Provided that the induction of γH2AX is in response to formation of DSBs, it is important to know whether the integrated value of intensity of γH2AX IF per nucleus, as measured by cytometry, is a good representation of the number of DSBs inflicted by cell treatment. Since DSBs are potentially lethal lesions the cytometric assessment of γH2AX may then be predictive of cell survival and used to assess the effectiveness of the treatment as a surrogate for more cumbersome methods (e.g., clonogenicity). Several findings indicate that, within certain limits, the intensity of the γH2AX IF measured is indeed proportional to the frequency of DSBs. Thus, Rogakou et al. (28) observed that the γH2AX IF integrated on Western blots strongly correlated with the dose of X-radiation and with the induced DSBs. The data of Olive and her collaborators (31, 33, 59, 60) also provide evidence of a good correlation between the dose of radiation, cell survival and intensity of γH2AX IF measured by flow cytometry. Our observations indicated that within certain ranges of concentration (dose) of DNA damaging agents expected to induce DSBs, the intensity of γH2AX IF measured by flow cytometry or LSC correlates with their dose (32, 34, 43, 81). However, there are significant differences between cell types/lines in terms of intensity of γH2AX induced in response to DNA damage, e.g., related to p53 status (63). It is not surprising, therefore, that correlation between the extent of DNA damage (or cell survival) and the induction of γH2AX, when applied to compare different cell types/lines, is not always apparent (61).

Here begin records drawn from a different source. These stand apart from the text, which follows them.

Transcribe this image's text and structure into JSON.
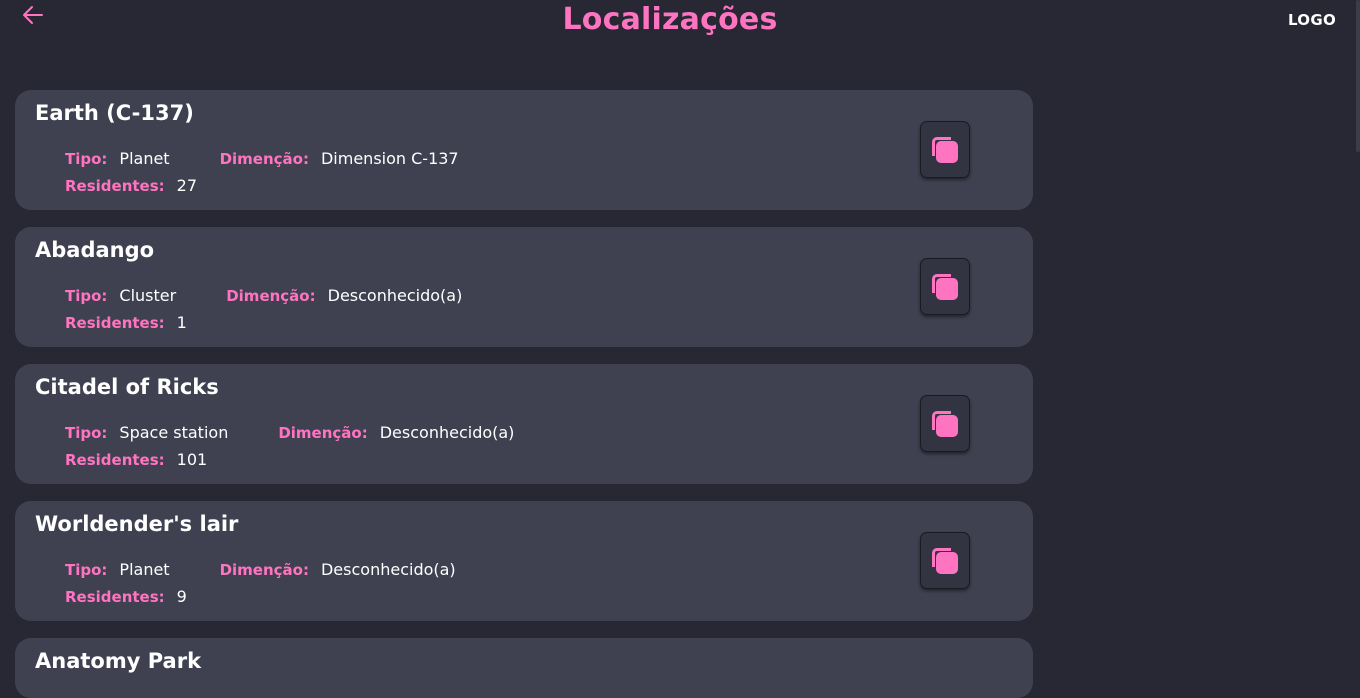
{
  "header": {
    "title": "Localizações",
    "logo": "LOGO",
    "back_icon": "arrow-left-icon"
  },
  "colors": {
    "background": "#272833",
    "card": "#404150",
    "accent": "#ff74c1",
    "text": "#ffffff"
  },
  "labels": {
    "tipo": "Tipo:",
    "dimensao": "Dimenção:",
    "residentes": "Residentes:"
  },
  "locations": [
    {
      "name": "Earth (C-137)",
      "tipo": "Planet",
      "dimensao": "Dimension C-137",
      "residentes": "27",
      "icon": "copy-icon"
    },
    {
      "name": "Abadango",
      "tipo": "Cluster",
      "dimensao": "Desconhecido(a)",
      "residentes": "1",
      "icon": "copy-icon"
    },
    {
      "name": "Citadel of Ricks",
      "tipo": "Space station",
      "dimensao": "Desconhecido(a)",
      "residentes": "101",
      "icon": "copy-icon"
    },
    {
      "name": "Worldender's lair",
      "tipo": "Planet",
      "dimensao": "Desconhecido(a)",
      "residentes": "9",
      "icon": "copy-icon"
    },
    {
      "name": "Anatomy Park",
      "partial": true
    }
  ]
}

Expression of γH2AX in response to the induction of DSB is a kinetic event, occurring rapidly (few minutes), peaking at about 1 h and when DNA repair continues, subsiding as a result of its dephosphorylation (112). Thus, the intensity of γH2AX IF measured by cytometry is expected to vary depending on the time after induction of DSBs. It is possible to prevent dephosphorylation of γH2AX by treatment of cells with phosphatase inhibitors such as calyculin A (32). However, such treatment also induces PCC (113), an event that triggers sequentially phosphorylation of histone H3, activation of ATM and phosphorylation of H2AX (80). Caution should be exercised, therefore, in data interpretation, to exclude the possibility that PCC contributes to the observed ATM activation or H2AX phosphorylation.